Monday, February 11, 2013

Sgt. Clinton Romesha awarded Medal of Honor for battle in Afghanistan

(NBC) President Obama awarded the Medal of Honor to celebrated Army veteran Clinton Romesha on Monday afternoon, making the former active duty staff sergeant just the fourth living person to receive the military’s highest honor for service in Iraq or Afghanistan.

Romesha, 31, fought back tears as Obama presented him with the medal honoring his “conspicuous gallantry” during the Battle of Kamdesh, a day-long firefight at a remote Afghan outpost near the Pakistan border in 2009.

“These men were outnumbered, outgunned, and almost overrun,” Obama said in his remarks in the White House East Room.

Romesha was recognized for leading the charge against hundreds of Taliban fighters during an Oct. 3, 2009, siege on U.S. troops at Combat Outpost Keating, a small compound military officials considered indefensible.

Eight American soldiers were killed and 20 were wounded in the surprise attack, making it the deadliest day for the U.S. in the war effort that year.

Romesha headed up efforts to retake the camp, risking his own life as U.S. troops were besieged by rocket-propelled grenades, machine guns, mortars and rifles.

Romesha, who served twice in Iraq, first took out a machine-gun team and then turned to a second, suffering shrapnel wounds when a grenade struck a generator he was using for cover.

An official citation read at the ceremony described Romesha’s subsequent acts of valor.

"Undeterred by his injuries, Staff Sergeant Romesha continued to fight and upon the arrival of another soldier to aid him and the assistant gunner, he again rushed through the exposed avenue to assemble additional soldiers," the citation says.

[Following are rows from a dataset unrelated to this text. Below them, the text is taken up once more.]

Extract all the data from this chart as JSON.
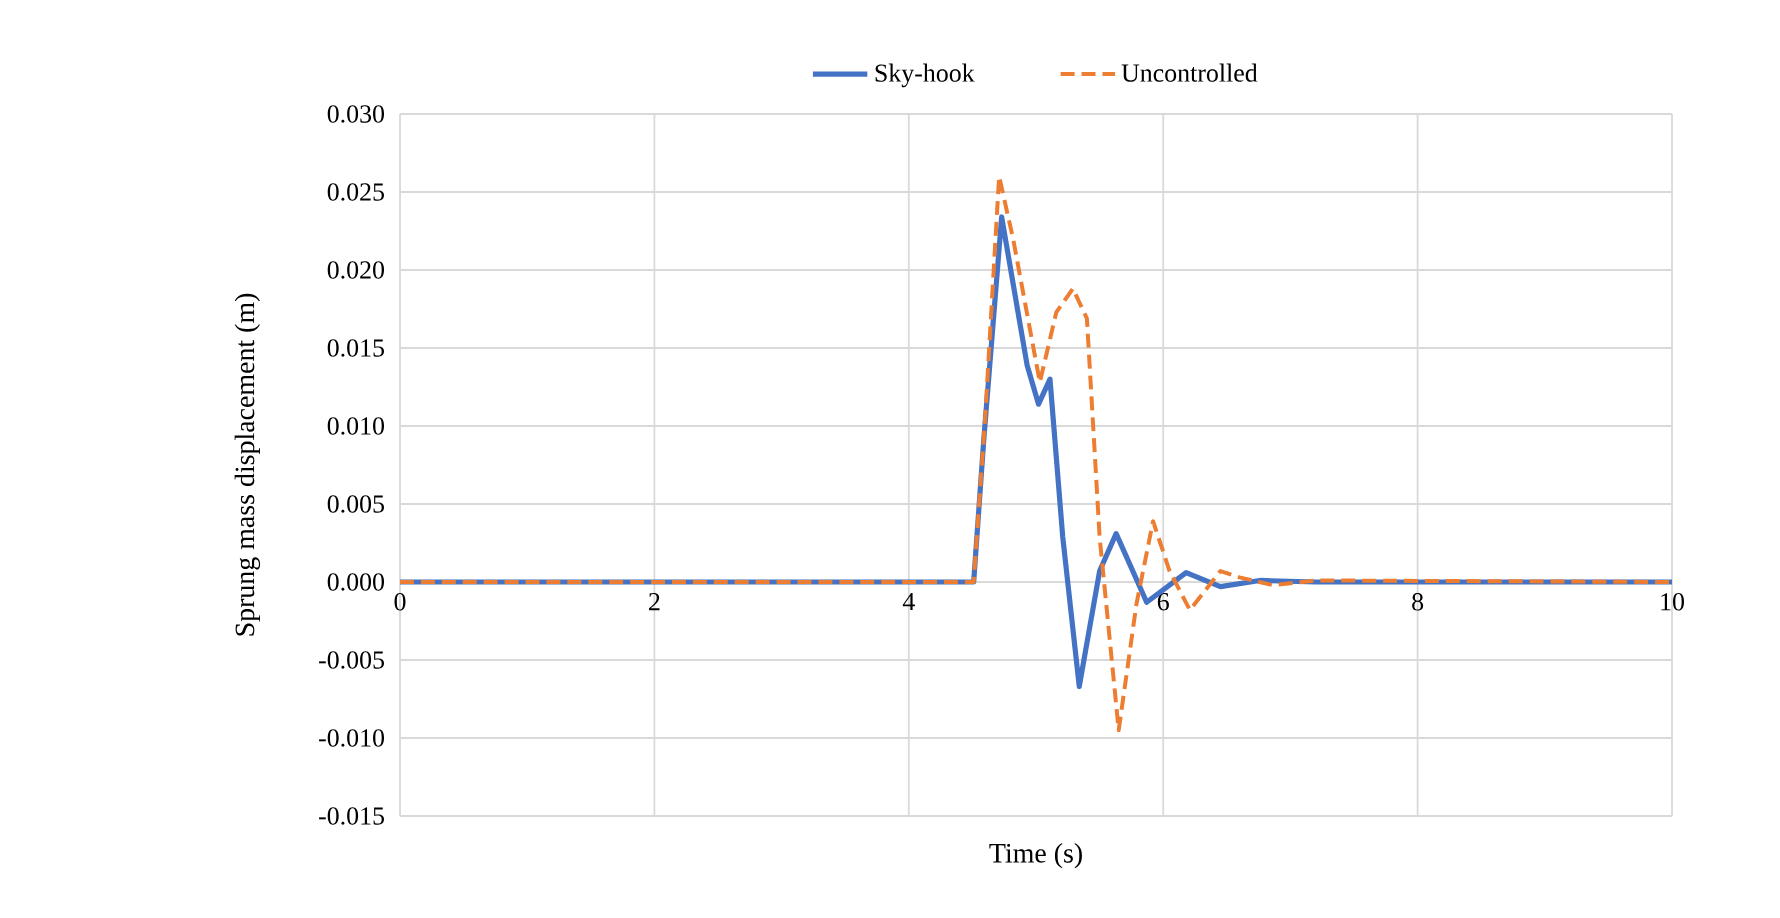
{
  "chart_data": {
    "type": "line",
    "xlabel": "Time (s)",
    "ylabel": "Sprung mass displacement (m)",
    "xlim": [
      0,
      10
    ],
    "xticks": [
      0,
      2,
      4,
      6,
      8,
      10
    ],
    "ylim": [
      -0.015,
      0.03
    ],
    "yticks": [
      {
        "value": -0.015,
        "label": "-0.015"
      },
      {
        "value": -0.01,
        "label": "-0.010"
      },
      {
        "value": -0.005,
        "label": "-0.005"
      },
      {
        "value": 0,
        "label": "0.000"
      },
      {
        "value": 0.005,
        "label": "0.005"
      },
      {
        "value": 0.01,
        "label": "0.010"
      },
      {
        "value": 0.015,
        "label": "0.015"
      },
      {
        "value": 0.02,
        "label": "0.020"
      },
      {
        "value": 0.025,
        "label": "0.025"
      },
      {
        "value": 0.03,
        "label": "0.030"
      }
    ],
    "grid": true,
    "legend": "top",
    "marker": "none",
    "series": [
      {
        "name": "Sky-hook",
        "color": "#4472c4",
        "line_style": "solid",
        "x": [
          0,
          4.51,
          4.59,
          4.73,
          4.93,
          5.02,
          5.11,
          5.21,
          5.34,
          5.5,
          5.63,
          5.87,
          6.18,
          6.45,
          6.76,
          7.2,
          10
        ],
        "values": [
          0,
          0,
          0.0092,
          0.0234,
          0.0139,
          0.0114,
          0.013,
          0.0029,
          -0.0067,
          0.0007,
          0.0031,
          -0.0013,
          0.0006,
          -0.0003,
          0.0001,
          0,
          0
        ]
      },
      {
        "name": "Uncontrolled",
        "color": "#ed7d31",
        "line_style": "dashed",
        "x": [
          0,
          4.51,
          4.6,
          4.71,
          4.82,
          5.03,
          5.16,
          5.29,
          5.4,
          5.5,
          5.65,
          5.79,
          5.92,
          6.05,
          6.21,
          6.45,
          6.6,
          6.86,
          7.2,
          10
        ],
        "values": [
          0,
          0,
          0.0105,
          0.026,
          0.022,
          0.0128,
          0.0173,
          0.0188,
          0.0169,
          0.0029,
          -0.0095,
          -0.0014,
          0.0039,
          0.0007,
          -0.0018,
          0.0007,
          0.0003,
          -0.0002,
          0.0001,
          0
        ]
      }
    ]
  }
}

“With complete disregard for his own safety, (he) continually exposed himself to heavy enemy fire as he moved confidently about the battlefield engaging and destroying multiple enemy targets.”

All the while, Romesha devised a strategy to secure key points of the battlefield and directed air support to eliminate a band of thirty heavily armed enemy combatants.

Romesha and his team also provided cover so three injured soldiers could make their way to an aid station. They then “pushed forward 100 meters under withering fire to recover the bodies of their fallen comrades,” according to the citation.

Romesha, a father of three and the son of a Vietnam veteran, reportedly never lost his composure during the chaotic attack, according to CNN journalist Jake Tapper, who chronicled the battle in the 2012 book "The Outpost."